Ce qui absolument sûr, c’est que les murs administratifs empêchent la résolution des problèmes.
L’AHRIM continue de penser qu’une cellule dédiée et spécialisée, qui agirait comme une autorité unique, et développerait des solutions et des propositions pour la protection de notre patrimoine serait pertinente.
Une cellule composée de spécialistes de développement durable, de chercheurs, d’anciennes personnalités politiques aussi pour la réflexion stratégique.
En haut de l’agenda de cette instance :
- Nos plages rongées par l’érosion.
- Nos jardins botaniques qui demandent à être mieux entretenus et valorisés
- Notre offre de musées qui nous démarquerait si facilement de la concurrence Nos parcs naturels, qui doivent être structurés et préservés
- Nos espaces publics qui ne respirent plus
Ces biens communs, aujourd’hui fragilisés, représentent un énorme potentiel pour nos visiteurs qui veulent sentir battre le cœur du pays.
Réhabilitées, soignées, préservées, nos richesses, celles de nos générations futures, rehausseront l’intérêt pour la destination, l’envie de la connaître, de la visiter, de la vivre.
Car c’est bien ce que demandent nos visiteurs. Vivre la destination.
Si nous adoptons une approche holistique pour transformer notre île en une destination durable, nous pourrons tenir cette promesse.
Et il y a des raisons d’espérer !
Bel Ombre devenu Biosphère et se retrouvant parmi les Top 100 destinations vertes au monde est un bel exemple de partenariat public-privé.

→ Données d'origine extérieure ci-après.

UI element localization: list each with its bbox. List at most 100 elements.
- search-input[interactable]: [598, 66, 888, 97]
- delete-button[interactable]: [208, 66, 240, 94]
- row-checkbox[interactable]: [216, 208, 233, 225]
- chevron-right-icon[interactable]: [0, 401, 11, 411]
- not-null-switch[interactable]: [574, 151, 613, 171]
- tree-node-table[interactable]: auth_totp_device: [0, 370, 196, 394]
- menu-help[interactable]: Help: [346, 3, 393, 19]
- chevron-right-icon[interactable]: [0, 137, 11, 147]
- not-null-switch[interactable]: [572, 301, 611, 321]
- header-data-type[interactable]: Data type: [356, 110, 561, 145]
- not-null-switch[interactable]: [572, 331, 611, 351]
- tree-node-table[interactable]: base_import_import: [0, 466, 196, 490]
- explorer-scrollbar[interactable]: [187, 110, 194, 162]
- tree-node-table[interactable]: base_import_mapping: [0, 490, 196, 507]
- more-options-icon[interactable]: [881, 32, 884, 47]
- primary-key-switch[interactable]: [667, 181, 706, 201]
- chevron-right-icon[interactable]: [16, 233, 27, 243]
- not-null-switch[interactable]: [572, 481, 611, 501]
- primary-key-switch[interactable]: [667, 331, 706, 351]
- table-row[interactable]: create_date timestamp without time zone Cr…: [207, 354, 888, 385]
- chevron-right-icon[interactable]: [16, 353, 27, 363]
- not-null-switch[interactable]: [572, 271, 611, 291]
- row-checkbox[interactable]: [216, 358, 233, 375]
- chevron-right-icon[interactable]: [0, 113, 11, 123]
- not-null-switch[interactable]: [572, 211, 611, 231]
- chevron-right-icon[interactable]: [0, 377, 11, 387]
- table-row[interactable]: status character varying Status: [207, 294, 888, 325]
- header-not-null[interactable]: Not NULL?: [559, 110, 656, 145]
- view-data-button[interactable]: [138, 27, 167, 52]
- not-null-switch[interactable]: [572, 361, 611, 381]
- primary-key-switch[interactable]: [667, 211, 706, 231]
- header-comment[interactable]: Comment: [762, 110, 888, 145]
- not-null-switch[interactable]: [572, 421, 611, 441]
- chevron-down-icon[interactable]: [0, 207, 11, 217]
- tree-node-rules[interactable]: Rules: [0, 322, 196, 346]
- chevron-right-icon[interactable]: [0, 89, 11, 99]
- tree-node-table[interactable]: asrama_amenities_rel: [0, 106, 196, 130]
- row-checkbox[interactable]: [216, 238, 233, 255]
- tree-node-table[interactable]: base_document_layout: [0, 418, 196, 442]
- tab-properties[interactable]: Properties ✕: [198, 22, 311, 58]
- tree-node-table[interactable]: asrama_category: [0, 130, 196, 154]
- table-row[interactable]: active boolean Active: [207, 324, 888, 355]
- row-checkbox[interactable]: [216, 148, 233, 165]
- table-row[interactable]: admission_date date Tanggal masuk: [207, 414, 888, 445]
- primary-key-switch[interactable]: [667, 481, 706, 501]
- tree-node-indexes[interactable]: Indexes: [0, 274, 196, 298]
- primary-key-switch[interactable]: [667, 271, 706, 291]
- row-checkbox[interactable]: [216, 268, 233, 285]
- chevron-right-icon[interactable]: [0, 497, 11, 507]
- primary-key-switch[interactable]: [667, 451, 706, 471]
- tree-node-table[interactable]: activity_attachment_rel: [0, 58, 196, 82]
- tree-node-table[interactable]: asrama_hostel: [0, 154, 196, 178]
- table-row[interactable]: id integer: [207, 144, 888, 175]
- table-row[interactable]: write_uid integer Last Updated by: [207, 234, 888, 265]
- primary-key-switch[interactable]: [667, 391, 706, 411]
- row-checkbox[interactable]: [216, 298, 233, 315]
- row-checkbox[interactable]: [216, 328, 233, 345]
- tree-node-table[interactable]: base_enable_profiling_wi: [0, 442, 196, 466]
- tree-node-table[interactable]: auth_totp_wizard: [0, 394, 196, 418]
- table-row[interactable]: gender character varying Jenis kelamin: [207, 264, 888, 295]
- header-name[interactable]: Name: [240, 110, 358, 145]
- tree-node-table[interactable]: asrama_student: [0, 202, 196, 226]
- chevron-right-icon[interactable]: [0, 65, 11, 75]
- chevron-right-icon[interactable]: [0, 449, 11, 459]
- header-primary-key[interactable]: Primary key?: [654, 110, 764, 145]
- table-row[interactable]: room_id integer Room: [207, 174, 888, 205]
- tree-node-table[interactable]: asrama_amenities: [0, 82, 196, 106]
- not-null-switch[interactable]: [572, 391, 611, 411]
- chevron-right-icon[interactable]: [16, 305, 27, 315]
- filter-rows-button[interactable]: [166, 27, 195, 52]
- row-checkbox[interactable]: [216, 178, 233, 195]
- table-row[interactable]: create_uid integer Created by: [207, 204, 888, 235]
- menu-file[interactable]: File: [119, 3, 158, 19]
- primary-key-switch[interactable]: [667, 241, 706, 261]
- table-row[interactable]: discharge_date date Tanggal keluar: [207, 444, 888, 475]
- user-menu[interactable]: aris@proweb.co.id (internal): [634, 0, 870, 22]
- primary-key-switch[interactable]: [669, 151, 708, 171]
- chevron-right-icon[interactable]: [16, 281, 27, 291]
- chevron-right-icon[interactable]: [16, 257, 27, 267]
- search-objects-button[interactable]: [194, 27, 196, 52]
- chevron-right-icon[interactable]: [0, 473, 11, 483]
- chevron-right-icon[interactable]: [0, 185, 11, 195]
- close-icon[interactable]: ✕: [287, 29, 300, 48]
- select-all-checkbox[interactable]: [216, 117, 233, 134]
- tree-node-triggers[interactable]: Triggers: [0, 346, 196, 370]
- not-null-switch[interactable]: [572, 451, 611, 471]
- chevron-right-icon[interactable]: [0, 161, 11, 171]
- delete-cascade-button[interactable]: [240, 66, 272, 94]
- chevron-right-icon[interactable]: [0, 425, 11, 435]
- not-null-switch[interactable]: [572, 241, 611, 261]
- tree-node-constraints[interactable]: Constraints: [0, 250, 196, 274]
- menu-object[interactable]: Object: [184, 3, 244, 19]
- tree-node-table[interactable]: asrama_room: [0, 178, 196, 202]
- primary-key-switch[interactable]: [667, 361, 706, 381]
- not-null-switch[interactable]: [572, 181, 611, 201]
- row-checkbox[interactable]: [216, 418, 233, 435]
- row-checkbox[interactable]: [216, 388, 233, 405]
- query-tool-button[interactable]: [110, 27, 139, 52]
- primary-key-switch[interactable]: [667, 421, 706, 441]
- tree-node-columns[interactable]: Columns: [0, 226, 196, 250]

Cet engagement de tous peut et doit être répliqué à plus grande échelle…
Chers amis,
Monsieur le ministre,
Je vous invite à continuer à réfléchir à toute cette question passionnante en plongeant dans Check-in, notre magazine, qui y consacre sa UNE. Pour ma part, je vous assure de tout mon soutien déterminé pour que notre discussion autour de la construction d’une Destination Durable aboutisse à des actions fortes.
Je vous remercie de votre attention, et vous souhaite une belle soirée.